Auteure collaboratrice

Émilie est une rédactrice pigiste émergente spécialisée dans la santé et la justice sociale. Elle possède un baccalauréat spécialisé en sciences de la santé et en psychologie (Université d’Ottawa, 2013), une maîtrise en sciences de la santé en ergothérapie (Université d’Ottawa, 2015) et un certificat en troubles concomitants (Université de Toronto et CAMH, 2022), ainsi que des années d’expérience en santé mentale communautaire et en lésions cérébrales acquises.  Émilie se passionne pour les changements sociaux positifs et efficaces – qu’elle s’efforce de susciter par l’éducation et un discours significatif.

 Cet article conclut une série explorant la manière dont les pensionnats ont déstabilisé les déterminants sociaux de la santé des communautés autochtones. Chaque chronique précédente amplifie la parole d’un gardien du savoir afin d’examiner l’héritage de ces institutions au sein des communautés contemporaines.

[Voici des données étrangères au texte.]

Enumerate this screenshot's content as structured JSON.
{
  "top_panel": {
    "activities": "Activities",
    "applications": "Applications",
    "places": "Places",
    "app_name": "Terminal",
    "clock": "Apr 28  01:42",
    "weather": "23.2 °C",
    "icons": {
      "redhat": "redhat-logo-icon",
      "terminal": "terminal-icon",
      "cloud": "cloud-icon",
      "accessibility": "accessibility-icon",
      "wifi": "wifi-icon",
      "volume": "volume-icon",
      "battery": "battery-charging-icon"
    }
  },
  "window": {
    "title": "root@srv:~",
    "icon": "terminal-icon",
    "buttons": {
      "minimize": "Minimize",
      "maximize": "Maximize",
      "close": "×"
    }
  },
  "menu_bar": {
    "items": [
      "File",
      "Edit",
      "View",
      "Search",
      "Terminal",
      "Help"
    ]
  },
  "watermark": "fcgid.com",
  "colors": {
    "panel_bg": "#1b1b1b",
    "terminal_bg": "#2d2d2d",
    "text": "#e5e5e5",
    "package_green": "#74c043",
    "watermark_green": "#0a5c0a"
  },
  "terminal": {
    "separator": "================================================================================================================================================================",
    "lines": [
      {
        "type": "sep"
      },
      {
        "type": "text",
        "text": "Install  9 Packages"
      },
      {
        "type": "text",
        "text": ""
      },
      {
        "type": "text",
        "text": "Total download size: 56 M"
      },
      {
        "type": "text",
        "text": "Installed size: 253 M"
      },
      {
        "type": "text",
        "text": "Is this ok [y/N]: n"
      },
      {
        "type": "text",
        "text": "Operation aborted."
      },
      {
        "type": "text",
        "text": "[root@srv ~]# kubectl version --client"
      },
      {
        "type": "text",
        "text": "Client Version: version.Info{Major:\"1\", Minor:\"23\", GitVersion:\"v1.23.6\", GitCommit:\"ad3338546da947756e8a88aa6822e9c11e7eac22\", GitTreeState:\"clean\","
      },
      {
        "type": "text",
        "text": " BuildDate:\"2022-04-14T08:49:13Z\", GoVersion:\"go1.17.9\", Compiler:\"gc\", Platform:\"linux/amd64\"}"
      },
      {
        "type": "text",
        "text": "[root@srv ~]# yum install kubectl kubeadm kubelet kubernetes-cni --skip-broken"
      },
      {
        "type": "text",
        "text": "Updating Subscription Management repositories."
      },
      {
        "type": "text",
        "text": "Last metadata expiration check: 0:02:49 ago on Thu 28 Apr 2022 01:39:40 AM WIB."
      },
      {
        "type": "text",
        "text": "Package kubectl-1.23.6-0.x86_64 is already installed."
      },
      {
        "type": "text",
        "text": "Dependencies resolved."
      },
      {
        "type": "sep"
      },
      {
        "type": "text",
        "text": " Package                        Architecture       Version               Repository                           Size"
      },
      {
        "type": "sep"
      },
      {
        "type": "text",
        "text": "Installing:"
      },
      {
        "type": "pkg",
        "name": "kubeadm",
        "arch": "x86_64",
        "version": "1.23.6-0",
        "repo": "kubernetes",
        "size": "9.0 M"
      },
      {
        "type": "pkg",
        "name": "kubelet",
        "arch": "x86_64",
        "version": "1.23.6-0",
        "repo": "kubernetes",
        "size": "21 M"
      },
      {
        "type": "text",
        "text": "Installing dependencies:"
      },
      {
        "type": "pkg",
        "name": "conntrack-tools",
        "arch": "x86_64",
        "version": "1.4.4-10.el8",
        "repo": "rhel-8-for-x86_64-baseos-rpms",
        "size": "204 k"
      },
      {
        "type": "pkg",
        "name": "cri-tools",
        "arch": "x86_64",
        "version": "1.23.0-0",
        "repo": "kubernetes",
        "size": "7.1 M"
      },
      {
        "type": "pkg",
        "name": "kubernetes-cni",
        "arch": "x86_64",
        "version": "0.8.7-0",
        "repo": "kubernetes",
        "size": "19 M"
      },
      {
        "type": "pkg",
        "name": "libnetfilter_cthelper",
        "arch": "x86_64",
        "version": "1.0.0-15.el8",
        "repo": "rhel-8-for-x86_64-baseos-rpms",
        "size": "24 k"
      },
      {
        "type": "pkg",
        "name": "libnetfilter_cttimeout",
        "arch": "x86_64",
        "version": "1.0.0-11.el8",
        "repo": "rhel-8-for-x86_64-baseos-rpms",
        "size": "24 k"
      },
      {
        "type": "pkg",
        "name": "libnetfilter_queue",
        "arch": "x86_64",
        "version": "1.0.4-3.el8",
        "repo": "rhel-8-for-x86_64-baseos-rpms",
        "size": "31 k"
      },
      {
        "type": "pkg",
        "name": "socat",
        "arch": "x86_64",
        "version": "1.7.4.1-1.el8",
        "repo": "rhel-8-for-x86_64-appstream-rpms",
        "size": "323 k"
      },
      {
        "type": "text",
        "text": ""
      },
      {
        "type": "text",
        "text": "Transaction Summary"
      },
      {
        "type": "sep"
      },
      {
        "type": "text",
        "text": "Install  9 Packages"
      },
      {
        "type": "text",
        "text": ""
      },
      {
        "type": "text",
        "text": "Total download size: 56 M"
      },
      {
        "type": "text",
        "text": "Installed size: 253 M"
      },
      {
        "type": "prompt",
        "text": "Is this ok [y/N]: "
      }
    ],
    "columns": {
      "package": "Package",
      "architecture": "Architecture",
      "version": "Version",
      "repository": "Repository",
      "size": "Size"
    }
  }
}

En tant qu’ergothérapeute, je suis chaque jour témoin de l’impact des déterminants sociaux de la santé sur ceux qui m’entourent. Certains cas m’ont profondément touchée et se sont taillé une place permanente en mon esprit, servant de points d’ancrage desquels porter un regard critique sur le monde.

Une telle expérience eut lieu en 2015, lors des derniers mois de ma formation professionnelle. J’ai eu l’occasion d’effectuer un stage au centre Mamisarvik, une branche de Tungasuvvingat Inuit, à Ottawa. À l’époque, le centre offrait un programme de huit semaines destiné aux adultes inuits vivant avec l’effet de traumatismes et/ou avec un abus de substances. J’ai pris part à la programmation quotidienne, j’ai écouté, appris… et j’ai été abasourdie.

L’étendue de mon ignorance m’a stupéfiée. Comment étais-je confronté pour la première fois au système des pensionnats, à la rafle des années soixante ou à des événements tels le massacre des chiens – où des agents de la GRC ont tué les chiens de traîneau inuits ? En fait, cela était dû au fait d’avoir grandi en tant que blanche et non-Autochtone, sous un système d’éducation ayant blanchi le traitement du Canada envers les Premières Nations, Métis et Inuits. En vérité, les cours d’histoire que j’ai suivis à l’école primaire au Québec et à l’école secondaire en Ontario projetaient une image beaucoup plus équilibrée de la colonisation du Canada. Je savais qu’il ne fallait pas croire ce portrait trop rose des évènements, et j’ai longtemps pensé que c’était assez ; mais ce n’était pas suffisant. Mon scepticisme ne remplaçait pas l’acquisition de vraies connaissances. Il me permettait plutôt de fermer les yeux.  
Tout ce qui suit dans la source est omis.